Leading Indicators

Electricity Canada is working to advance the implementation of leading indicators for health and safety.

Overview

Leading indicators are proactive, preventive, and predictive measures that provide information about the effective performance of a utility’s health and safety activities. They are recognized as proactive measures, in contrast to reactive measures (known as lagging indicators).

Lagging indicators of Occupational Health and Safety (OHS) track incidents that have already occurred, such as the frequency or severity of injuries. Records and number-based data, however, are not a measurement of the safety of an organization. Instead, they are measurements of the consequences of health and safety incidents that have taken place over a certain period and have the potential to be a proxy for successful reporting rather than a culture of safety.

Used in conjunction, leading and lagging indicators provide a more complete picture of the factors affecting safety performance than they do separately.

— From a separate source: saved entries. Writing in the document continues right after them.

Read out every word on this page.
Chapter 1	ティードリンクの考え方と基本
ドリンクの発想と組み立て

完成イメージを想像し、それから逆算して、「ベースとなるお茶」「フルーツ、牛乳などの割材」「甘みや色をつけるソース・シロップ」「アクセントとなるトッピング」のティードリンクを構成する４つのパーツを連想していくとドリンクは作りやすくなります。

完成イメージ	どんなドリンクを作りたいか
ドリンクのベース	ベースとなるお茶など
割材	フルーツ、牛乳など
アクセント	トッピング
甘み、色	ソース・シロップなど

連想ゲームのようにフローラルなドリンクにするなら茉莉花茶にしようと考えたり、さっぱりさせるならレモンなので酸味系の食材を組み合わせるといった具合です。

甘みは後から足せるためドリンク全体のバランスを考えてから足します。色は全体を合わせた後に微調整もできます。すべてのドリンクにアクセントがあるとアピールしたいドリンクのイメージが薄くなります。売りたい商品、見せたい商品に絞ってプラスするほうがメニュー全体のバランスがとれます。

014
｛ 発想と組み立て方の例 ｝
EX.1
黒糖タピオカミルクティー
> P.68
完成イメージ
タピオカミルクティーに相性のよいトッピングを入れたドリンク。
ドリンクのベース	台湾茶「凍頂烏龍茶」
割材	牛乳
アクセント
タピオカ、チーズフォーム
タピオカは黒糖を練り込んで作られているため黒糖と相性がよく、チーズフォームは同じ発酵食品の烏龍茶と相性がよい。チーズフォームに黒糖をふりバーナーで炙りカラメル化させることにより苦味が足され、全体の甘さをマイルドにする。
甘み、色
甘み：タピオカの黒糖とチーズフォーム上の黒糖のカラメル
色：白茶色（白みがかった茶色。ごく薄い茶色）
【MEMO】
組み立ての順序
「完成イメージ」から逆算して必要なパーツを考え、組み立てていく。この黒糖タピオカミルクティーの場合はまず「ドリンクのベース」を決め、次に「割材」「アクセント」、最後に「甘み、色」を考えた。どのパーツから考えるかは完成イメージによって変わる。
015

As Electricity Canada member companies consistently work to improve their safety performance, leading indicators can offer insight into the state of their safety practices to protect and strengthen injury prevention.

Key messages

  • Lagging indicators are strongly embedded in reporting culture but have significant limitations.
  • Metrics that are validated as ‘leading’ or predictive to some organizations will not necessarily be proven so for other organizations. This largely depends on the organization’s level of sophistication and safety culture maturity.
  • Due to the interaction of leading indicators with safety culture maturity, implementing leading indicator reporting requires flexibility and tailoring to the organizational environment.